A商品取引所における幅広い品揃えのための制度整備
国際的な動向などを踏まえ、取引所間の資本提携や商品取引所が金融商品を取扱うことについて、早急に検討する。商品取引所法と金融商品取引法は異なる法目的、規則体系を有しているから、商品取引所が金融商品を取扱う場合には金融商品取引法の規制で、金融商品取引所(その持株会社の子会社含む)が商品先物市場を開設する場合は商品取引所法の規制の下で行う。
B商品先物市場の競争力強化
金融・資本市場の競争力強化は、これと密接な関係を有する商品先物市場も同時に競争力強化をしていくことが重要である。
そのためには市場の利便性の向上・幅広い品揃えの実現・市場参加者の多様化などを進める。
C金融分野の運用資産が商品先物市場に流入しやすい環境の整備
銀行や保険会社などの金融機関は現物の受渡ができないと参入しずらい。現行では差金決済しか認められていないが、現物受渡しの決済に伴う法令上のリスクを懸念することなく、商品先物市場で取引できるように制度整備する。
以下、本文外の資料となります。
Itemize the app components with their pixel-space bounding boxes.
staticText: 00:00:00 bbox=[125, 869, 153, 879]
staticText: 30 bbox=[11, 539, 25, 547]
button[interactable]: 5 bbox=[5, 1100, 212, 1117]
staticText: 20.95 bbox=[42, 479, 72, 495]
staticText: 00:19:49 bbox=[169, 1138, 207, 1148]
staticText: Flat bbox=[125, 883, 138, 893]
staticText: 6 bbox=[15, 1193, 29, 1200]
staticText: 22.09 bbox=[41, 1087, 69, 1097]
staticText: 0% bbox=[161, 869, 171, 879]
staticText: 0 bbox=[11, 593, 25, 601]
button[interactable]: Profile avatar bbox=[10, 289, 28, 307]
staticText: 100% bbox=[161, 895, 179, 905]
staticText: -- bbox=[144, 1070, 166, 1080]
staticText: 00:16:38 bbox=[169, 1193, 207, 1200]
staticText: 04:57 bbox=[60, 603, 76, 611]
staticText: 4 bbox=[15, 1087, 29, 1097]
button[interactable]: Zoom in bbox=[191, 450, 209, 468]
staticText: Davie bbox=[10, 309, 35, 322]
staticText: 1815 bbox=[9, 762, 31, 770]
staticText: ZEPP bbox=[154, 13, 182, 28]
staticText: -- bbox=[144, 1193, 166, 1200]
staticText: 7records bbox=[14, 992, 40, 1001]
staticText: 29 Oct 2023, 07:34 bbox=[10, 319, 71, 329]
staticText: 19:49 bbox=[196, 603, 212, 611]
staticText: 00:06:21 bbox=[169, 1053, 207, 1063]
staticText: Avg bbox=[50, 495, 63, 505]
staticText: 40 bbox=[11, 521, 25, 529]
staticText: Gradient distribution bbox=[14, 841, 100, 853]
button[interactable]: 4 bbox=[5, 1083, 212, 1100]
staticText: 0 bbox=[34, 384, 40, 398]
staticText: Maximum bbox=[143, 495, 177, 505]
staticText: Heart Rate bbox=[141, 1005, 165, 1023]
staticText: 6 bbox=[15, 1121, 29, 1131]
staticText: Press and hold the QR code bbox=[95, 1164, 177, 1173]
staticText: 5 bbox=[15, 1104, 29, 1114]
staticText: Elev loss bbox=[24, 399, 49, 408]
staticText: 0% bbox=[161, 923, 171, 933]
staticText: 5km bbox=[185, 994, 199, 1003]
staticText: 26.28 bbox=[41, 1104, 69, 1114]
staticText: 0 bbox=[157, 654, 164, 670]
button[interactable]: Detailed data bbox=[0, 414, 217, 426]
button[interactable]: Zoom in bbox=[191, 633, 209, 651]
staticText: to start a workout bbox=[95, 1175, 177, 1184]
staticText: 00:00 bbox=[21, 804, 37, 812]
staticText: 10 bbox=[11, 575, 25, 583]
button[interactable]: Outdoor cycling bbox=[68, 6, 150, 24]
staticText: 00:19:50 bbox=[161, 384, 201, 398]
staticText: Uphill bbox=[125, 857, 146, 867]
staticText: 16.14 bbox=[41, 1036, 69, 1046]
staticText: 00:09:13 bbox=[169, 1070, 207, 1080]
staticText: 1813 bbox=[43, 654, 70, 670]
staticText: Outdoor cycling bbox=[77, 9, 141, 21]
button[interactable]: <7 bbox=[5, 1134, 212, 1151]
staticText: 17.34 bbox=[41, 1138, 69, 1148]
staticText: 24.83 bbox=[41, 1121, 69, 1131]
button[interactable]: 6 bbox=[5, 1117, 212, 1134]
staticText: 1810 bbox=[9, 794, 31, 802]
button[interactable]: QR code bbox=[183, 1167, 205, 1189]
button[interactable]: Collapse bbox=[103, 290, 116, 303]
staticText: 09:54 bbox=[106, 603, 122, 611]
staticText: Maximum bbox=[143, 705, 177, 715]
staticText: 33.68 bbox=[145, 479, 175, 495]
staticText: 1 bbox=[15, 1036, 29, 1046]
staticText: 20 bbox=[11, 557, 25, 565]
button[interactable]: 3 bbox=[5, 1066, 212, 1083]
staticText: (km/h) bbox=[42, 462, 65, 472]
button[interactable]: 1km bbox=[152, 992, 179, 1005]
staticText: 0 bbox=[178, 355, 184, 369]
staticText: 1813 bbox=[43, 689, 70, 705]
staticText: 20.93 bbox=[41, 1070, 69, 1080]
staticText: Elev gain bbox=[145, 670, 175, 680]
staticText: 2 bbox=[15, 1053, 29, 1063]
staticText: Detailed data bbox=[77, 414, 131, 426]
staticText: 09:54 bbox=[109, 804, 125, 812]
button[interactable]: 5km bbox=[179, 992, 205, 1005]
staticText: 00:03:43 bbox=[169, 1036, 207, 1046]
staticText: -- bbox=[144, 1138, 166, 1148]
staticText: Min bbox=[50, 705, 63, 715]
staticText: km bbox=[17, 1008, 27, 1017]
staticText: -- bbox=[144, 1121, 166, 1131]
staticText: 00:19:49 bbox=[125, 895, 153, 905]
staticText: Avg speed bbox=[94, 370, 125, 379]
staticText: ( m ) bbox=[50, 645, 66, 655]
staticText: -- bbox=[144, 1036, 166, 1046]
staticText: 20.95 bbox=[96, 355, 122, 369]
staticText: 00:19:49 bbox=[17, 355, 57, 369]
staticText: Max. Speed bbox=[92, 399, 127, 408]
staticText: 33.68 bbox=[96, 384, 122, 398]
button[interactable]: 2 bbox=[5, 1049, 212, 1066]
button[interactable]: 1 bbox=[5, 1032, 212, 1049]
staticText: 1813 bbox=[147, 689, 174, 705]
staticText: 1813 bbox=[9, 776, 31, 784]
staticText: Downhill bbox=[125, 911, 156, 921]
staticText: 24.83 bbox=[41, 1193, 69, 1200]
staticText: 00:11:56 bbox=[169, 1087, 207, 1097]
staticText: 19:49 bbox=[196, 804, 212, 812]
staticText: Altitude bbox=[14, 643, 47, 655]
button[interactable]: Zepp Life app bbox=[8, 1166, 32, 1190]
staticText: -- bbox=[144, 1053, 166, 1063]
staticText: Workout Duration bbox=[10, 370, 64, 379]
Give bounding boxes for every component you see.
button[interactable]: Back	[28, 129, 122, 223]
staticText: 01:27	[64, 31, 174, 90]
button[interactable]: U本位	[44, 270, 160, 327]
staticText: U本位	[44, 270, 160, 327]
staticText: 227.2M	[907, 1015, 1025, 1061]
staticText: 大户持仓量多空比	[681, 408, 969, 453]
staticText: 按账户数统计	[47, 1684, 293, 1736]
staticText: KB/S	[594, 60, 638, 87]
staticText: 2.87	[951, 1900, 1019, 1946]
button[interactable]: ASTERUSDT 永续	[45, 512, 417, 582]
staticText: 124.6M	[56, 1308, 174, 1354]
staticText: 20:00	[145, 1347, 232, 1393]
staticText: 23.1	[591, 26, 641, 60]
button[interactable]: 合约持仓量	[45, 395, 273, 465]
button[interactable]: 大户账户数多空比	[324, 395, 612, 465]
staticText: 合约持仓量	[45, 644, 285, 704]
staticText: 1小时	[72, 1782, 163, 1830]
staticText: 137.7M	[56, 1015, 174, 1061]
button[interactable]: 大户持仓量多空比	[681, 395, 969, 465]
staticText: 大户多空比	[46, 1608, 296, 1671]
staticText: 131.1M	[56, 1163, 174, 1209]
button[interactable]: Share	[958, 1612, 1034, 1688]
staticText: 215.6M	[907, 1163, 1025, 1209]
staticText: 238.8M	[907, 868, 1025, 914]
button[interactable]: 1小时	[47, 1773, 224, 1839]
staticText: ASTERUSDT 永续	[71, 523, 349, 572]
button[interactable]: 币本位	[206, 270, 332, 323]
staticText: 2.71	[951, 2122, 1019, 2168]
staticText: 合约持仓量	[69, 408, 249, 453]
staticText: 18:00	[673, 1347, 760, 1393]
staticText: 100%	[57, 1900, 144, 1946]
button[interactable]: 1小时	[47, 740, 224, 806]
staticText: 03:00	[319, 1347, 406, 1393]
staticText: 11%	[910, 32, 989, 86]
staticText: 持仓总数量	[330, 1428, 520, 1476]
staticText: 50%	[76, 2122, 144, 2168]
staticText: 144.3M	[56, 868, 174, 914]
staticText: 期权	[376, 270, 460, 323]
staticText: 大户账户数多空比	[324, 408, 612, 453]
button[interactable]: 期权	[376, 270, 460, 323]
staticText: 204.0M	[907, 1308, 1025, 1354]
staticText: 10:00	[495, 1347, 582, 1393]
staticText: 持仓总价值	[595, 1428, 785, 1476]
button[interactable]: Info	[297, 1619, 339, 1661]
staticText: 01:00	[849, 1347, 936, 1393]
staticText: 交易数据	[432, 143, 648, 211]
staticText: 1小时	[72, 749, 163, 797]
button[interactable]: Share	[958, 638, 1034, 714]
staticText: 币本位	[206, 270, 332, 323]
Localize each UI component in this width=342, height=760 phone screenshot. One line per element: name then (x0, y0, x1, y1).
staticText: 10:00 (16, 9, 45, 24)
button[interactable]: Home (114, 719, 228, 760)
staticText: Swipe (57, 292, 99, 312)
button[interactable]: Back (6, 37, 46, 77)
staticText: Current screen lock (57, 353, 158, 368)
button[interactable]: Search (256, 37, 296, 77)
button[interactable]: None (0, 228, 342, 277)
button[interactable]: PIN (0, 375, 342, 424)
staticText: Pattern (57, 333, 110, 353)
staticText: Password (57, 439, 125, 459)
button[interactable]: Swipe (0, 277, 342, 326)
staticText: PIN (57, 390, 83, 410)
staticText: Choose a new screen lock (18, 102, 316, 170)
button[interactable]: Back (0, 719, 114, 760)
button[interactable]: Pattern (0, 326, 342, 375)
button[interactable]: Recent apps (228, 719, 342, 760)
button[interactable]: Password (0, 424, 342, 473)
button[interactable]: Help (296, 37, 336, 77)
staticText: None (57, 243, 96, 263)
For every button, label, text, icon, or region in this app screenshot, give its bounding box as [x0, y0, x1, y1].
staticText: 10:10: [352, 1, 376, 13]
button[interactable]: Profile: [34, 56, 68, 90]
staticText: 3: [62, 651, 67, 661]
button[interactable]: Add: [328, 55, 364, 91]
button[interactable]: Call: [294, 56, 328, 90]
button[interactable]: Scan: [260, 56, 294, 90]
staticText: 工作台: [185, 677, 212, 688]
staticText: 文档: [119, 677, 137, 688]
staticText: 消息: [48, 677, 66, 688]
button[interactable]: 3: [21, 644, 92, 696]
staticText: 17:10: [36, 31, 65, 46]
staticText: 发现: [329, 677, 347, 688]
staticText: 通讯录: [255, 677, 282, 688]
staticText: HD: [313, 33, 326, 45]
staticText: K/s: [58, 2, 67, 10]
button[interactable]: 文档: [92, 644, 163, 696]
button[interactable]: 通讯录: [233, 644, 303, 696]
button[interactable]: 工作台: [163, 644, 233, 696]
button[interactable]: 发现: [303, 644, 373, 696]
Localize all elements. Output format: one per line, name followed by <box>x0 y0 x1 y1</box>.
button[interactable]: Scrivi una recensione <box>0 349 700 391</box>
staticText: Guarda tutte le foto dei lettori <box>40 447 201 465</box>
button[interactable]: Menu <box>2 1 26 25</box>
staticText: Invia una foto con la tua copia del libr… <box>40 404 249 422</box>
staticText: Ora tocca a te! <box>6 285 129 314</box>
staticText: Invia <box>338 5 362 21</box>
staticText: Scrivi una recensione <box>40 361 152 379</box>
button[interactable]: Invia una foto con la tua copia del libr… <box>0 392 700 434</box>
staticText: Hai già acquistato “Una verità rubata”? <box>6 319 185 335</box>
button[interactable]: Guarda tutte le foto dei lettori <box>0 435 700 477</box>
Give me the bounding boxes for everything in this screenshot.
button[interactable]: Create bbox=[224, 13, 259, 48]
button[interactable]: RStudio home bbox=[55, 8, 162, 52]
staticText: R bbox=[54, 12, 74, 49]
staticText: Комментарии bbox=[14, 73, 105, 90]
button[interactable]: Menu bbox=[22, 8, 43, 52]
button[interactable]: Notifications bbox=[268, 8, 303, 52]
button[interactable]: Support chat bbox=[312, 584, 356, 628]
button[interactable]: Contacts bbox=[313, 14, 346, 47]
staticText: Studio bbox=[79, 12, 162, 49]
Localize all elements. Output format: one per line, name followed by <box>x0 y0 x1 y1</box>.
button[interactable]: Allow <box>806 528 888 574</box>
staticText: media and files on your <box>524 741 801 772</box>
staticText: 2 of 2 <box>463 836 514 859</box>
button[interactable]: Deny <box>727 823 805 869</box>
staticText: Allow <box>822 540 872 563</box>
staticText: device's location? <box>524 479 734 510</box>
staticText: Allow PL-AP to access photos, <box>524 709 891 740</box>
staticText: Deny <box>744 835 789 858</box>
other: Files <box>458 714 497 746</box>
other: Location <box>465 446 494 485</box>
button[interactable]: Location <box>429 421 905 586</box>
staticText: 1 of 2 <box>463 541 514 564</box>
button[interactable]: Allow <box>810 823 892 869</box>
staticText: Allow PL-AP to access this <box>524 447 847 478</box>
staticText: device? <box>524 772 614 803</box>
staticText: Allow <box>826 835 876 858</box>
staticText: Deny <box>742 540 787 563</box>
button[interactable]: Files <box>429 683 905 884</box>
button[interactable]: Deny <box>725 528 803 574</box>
年金など金融市場で運用されている資金が、商品先物市場に流入しやすい環境を整えるる。
取引所の競争力強化については、経済財政諮問会議の「金融・資本市場競争力強化プラン」の中で、「取引所んおいて株式・債券・金融先物・商品先物など総合的に幅広い品揃えを可能にする具体策を検討する」ことで結論を得ている。
また金融審議会金融分科会第一部では、取引所の経営基盤を強化し国際競争力を高めていくには、取引所間の資本提携を通じたグループ化等によって、株式・債券や金融デリバティブ、商品デリバティブまでのフルラインの品揃えを可能にする土台をつくる必要がある、としている。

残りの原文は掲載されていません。